Although limited in its intensity and potency, January’s rise in the Australian dollar’s exchange rate with the US dollar appears to have put paid to an early rise in interest rates in Australia. The rise of around 8% from early December to the end of January came about – as it so often does – because of global conditions, more than any Australian domestic factor.
In particular, the weakness of the US dollar – which given the apparent strength of the US economy is likely to prove short-lived at current levels – has played into higher commodity prices, which has helped keep the Australian dollar on an upward path for the last two months.
Although it is only a correlation, the chart below shows that the Australian dollar to Japanese Yen exchange rate is operating on a similar dynamic, but the same cannot be said of the exchange rate with the Euro.
To go straight to the dashboard and take a closer look at the data, click here
The pan-European economy continues in upswing, amidst what The Sydney Morning Herald’s Patrick Commins described as:
“…rapidly improving economic conditions [that] have fuelled expectations of a move away from extremely loose monetary policy conditions, including a potential for an end to quantitative easing.”

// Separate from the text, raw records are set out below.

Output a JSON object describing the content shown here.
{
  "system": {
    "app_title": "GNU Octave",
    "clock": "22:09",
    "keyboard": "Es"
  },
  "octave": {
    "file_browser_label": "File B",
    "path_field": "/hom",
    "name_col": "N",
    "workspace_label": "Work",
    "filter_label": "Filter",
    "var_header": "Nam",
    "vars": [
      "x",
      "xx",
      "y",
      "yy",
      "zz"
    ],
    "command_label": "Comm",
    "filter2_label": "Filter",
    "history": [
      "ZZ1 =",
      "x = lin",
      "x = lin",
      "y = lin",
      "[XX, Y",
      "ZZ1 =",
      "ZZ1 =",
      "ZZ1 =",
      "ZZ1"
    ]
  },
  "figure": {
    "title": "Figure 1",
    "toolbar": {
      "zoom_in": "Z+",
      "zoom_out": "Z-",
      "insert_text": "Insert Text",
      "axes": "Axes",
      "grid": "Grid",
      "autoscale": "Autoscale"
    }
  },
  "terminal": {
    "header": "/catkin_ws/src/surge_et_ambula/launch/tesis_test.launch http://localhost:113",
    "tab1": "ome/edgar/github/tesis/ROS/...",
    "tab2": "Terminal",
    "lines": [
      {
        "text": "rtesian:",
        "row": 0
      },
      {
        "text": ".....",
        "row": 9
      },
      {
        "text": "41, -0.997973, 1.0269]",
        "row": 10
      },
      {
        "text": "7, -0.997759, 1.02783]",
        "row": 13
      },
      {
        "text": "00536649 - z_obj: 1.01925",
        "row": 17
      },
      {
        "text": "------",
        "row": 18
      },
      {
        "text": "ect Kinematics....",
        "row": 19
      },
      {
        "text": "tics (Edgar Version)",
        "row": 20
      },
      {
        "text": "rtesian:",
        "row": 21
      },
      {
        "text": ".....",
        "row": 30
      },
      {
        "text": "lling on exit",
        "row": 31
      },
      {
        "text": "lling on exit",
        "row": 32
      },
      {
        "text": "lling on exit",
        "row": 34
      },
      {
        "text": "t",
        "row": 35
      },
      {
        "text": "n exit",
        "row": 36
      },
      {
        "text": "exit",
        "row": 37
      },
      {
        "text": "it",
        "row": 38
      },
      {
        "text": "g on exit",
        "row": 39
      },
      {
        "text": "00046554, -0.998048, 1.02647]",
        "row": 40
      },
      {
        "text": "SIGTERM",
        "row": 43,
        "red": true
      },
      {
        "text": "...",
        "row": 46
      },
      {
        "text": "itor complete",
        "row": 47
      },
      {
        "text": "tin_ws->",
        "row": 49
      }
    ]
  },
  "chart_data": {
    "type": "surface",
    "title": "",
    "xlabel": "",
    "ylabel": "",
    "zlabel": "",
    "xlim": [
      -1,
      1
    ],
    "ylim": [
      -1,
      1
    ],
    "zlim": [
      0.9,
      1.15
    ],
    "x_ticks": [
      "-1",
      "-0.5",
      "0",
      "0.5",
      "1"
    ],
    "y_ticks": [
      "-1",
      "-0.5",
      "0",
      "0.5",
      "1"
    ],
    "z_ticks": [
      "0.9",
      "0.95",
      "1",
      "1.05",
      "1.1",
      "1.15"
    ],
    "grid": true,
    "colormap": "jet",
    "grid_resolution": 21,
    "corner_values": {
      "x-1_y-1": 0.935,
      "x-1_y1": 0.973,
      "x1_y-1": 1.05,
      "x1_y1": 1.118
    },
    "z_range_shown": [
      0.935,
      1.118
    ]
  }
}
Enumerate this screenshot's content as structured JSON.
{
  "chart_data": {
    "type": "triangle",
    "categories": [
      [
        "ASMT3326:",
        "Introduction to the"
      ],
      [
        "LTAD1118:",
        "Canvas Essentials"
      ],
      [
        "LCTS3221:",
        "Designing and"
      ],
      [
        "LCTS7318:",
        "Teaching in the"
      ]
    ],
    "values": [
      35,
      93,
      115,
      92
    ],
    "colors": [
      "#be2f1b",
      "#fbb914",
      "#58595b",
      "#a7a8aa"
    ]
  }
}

The European economy is; as Commins points out; still in an aggressive phase of quantitative easing or more open supply of money. It is languishing behind the US program of monetary policy tightening. That differential is flowing through into exchange rates.
The dilemma for the Reserve Bank of Australia is that a rising exchange rate is, by its own analysis, likely to lead to a slowing of the Australian economy, or at least a softening of growth, and prices growth, or inflation. Under those conditions, it is difficult for the RBA to commence increasing interest rates.
But, at the same time, US rates are rising, and at some point, even those in Europe will rise. Capital balances, especially for a nation like Australia that is somewhat reliant upon capital inflows, are disrupted by stubborn exchange rates.
This is not a disastrous situation for the Australian economy. Fundamentals are relatively strong and risks are moderate. But what is increasingly clear is that on a monetary policy front, the risk of suffering the unintended consequences of the rest of the world’s economic program are as present now as they were during the GFC.
The result of the recent speed bump is that Australian interest rates are now forecast to not commence rising until perhaps the middle of the year. Or not, as events will shape, and time will tell.